Research Interests:

What we do

My laboratory studies molecular motors and cytoskeletal proteins that generate pushing and pulling forces required for chromosome segregation, cell morphogenesis, and motility.  These proteins are structurally dynamic. They can associate into complex and beautiful molecular assemblies that are in a constant state of flux in cells.  To gain a complete view of the structure-function relationships of these proteins, we use state-of-the-art X-ray crystallographic, electron and fluorescence microscopic, and protein kinetics measurement instruments, as well as molecular genetics and cell biological approaches.

Research projects

Structural and molecular biology of kinesin motors in human fungal pathogens

Invasive fungal infections pose a serious threat to human health, particularly for newborn children, immunocompromised individuals and hospitalized patients. Approximately 70–90% of all invasive fungal infections involve Candida fungi. Among these, Candida albicans is the predominant species, with infections involving Candida glabrata becoming more common. In spite of the advances achieved in the diagnosis and treatment of these pathogens, Candida bloodstream infections are associated with a mortality rate of approximately 40%, and millions of otherwise healthy individuals still suffer with serious cutaneous or mucosal Candida infections. These factors place vital importance on learning as much as possible about how these microbes colonize and proliferate in susceptible individuals, and how to target such events with drugs that are safe for patients. Our research has shown that a family of motor proteins, named ‘kinesins’, are required for Candida albicans cells to divide and transition into growth forms that promote host colonization and proliferation. We have also gained information on how some Candida-specific kinesins move and generate forces to drive these biological processes. In the coming years, we will establish fundamental knowledge about the structures, functions, and mechanisms of action of Candida kinesins that have not yet been studied in order to provide a complete picture of the systems that cooperate to organize the internal components of fungal cells during growth and pathogenesis. We have also begun drug-screening assays to look for agents that inhibit relevant kinesin motor functions in these microbes in order to facilitate the development of new therapeutic approaches for treating or preventing Candida infections.

Understanding and targeting actin cytoskeleton-driven cell motility and molecular pathologies
The actin cytoskeleton is the key cellular machinery responsible for the morphological changes in cancer cells that facilitate their ability to metastasize. Actin recruitment and specific actin gene mutations are also involved in the pathogenic mechanisms of many infectious microbes and several cardiovascular diseases and conditions, respectively. Our research on actin-targeting natural products that potently alter actin cytoskeleton dynamics has identified the key bioactive components of these molecules that can be used to guide development of new chemotherapeutic agents to defeat the contribution of actin to the spread of cancer, infections, or other actin-dependent conditions. However, in order to kill malignancy-causing cells exclusively, drugs derived from these natural compounds must be re-engineered in ways that confer cell specificity. This demands an understanding of the common ways in which different forms of these molecules function, and which of their structural features determines their potency. In order to gain such information, we have assembled a collaborative research group to examine the interactions formed between these compounds and their protein targets at an atomic level, and to synthesize potent and cell-specific natural product analogs that structurally and functionally mimic the natural molecules in ways that could slow or prevent disease progression.

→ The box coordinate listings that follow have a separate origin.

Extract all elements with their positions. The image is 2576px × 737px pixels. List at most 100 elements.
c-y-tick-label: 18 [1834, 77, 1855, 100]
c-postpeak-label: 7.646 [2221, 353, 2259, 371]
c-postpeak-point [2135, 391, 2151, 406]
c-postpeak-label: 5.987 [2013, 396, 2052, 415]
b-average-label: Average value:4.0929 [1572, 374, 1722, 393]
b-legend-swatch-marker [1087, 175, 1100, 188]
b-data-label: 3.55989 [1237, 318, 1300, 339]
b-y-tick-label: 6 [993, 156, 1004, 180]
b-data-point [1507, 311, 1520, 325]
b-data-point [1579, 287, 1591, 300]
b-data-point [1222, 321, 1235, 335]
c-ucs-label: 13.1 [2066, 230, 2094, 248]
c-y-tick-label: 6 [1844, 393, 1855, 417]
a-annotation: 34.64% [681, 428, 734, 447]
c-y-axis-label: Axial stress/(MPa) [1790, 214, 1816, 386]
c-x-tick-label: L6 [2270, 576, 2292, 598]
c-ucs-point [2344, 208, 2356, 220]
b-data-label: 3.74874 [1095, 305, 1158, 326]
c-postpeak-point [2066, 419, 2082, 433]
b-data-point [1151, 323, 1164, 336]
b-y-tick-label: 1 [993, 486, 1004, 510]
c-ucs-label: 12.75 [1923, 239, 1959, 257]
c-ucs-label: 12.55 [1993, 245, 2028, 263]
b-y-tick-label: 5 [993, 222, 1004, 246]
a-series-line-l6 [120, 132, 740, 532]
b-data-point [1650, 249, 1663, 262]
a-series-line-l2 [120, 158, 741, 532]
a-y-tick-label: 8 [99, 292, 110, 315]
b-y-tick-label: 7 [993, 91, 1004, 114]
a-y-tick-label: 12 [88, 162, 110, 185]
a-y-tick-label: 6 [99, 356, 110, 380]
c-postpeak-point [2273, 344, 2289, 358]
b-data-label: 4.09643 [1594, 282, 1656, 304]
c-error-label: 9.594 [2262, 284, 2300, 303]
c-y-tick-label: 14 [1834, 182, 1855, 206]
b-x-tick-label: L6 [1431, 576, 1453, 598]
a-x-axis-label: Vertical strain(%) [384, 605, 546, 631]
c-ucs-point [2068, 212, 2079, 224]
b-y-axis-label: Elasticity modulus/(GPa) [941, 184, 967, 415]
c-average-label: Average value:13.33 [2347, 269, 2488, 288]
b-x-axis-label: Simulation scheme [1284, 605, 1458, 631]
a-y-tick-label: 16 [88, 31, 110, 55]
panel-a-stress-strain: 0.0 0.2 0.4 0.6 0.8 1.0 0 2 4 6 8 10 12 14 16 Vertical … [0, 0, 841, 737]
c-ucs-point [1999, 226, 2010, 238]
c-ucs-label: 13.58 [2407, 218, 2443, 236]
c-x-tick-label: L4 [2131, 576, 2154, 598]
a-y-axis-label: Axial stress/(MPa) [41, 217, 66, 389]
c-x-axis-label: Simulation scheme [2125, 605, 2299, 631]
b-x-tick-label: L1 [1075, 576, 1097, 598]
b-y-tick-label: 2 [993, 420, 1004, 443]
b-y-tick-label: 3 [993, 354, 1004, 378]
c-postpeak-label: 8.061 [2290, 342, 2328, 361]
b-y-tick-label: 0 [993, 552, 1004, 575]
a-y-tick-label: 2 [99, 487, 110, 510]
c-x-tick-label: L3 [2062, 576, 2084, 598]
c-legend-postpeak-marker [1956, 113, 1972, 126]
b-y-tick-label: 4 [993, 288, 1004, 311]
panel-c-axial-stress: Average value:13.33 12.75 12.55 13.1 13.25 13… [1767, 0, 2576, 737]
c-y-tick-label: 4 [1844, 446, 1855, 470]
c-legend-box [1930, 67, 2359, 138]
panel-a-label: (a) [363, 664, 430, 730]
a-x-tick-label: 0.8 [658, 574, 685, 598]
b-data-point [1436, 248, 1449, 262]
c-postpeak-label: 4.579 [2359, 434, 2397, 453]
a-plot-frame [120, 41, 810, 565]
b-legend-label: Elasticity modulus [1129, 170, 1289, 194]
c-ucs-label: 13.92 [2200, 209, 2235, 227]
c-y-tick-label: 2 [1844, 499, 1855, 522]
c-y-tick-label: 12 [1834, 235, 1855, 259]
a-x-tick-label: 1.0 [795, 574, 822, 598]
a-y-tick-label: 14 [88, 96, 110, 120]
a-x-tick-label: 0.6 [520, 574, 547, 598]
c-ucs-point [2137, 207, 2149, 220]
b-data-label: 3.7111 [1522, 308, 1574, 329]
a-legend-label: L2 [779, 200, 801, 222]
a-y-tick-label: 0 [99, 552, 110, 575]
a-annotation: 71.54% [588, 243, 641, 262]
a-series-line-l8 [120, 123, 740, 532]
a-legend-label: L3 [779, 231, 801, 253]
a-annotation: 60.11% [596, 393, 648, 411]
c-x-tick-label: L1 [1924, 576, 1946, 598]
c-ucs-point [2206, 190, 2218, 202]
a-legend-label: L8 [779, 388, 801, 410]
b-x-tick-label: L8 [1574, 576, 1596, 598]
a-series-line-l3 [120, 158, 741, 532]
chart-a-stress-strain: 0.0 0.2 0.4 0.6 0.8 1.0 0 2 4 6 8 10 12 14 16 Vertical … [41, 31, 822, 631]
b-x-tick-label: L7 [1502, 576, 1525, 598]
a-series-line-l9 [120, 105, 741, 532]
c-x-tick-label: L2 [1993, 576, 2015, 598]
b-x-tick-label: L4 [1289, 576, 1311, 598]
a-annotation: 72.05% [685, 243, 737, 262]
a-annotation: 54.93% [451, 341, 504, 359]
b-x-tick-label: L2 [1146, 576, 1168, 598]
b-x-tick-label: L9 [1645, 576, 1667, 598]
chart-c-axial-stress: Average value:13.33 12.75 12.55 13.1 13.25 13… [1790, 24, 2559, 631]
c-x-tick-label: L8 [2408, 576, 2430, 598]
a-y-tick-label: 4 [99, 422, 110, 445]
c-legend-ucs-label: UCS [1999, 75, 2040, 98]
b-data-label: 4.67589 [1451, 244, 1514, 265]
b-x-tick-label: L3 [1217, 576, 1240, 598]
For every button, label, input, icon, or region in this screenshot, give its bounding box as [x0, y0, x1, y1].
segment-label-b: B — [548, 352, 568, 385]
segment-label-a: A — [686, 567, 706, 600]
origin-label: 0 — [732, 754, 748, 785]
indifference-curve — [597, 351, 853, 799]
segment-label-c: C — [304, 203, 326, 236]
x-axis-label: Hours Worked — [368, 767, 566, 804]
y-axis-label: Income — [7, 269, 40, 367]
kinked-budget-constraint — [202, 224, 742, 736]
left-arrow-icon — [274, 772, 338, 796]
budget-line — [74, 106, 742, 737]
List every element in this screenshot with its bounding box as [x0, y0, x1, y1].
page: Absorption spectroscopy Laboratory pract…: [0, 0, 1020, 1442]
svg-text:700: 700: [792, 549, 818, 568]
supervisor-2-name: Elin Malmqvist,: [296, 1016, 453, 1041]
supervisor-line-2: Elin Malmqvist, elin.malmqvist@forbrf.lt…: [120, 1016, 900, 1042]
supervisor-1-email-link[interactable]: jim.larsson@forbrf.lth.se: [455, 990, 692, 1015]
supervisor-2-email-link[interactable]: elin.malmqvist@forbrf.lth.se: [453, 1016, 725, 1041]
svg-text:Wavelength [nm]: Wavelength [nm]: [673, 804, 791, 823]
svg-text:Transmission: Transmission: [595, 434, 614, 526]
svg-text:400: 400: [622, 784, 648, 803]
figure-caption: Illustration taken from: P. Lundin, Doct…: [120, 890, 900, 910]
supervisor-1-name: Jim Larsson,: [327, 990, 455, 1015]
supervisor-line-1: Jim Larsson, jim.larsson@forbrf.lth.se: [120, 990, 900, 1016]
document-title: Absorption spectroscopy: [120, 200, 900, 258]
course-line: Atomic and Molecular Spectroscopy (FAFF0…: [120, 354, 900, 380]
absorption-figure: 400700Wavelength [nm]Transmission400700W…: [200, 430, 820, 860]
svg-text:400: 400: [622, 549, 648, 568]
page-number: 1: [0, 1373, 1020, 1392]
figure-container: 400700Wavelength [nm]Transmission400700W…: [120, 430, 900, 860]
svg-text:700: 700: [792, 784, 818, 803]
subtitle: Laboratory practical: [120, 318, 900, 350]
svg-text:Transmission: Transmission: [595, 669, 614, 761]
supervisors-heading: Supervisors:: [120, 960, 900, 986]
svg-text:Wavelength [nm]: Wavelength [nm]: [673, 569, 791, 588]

Protein engineering and synthetic biology (with Queen's iGEM team)

We have a strong interest in the emerging disciple of synthetic biology, which uses defined pieces of genetic information as building blocks to create biological machines with functions that may be radically different from those found in nature. Through collaborations with other labs at Queen's, and at other universities, we employ protein engineering concepts to understand structure-function relationships for numerous classes of proteins beyond the subjects of motors and cytoskeletal proteins. As the lead advisory group for Queen’s Genetically Engineered Machine Team (QGEM), we also foster opportunities for junior scientists and undergrads to gain expertise in protein engineering and synthetic biology, as well as cell biology techniques, molecular genetics, chemical biology, and advanced techniques for investigating protein structure.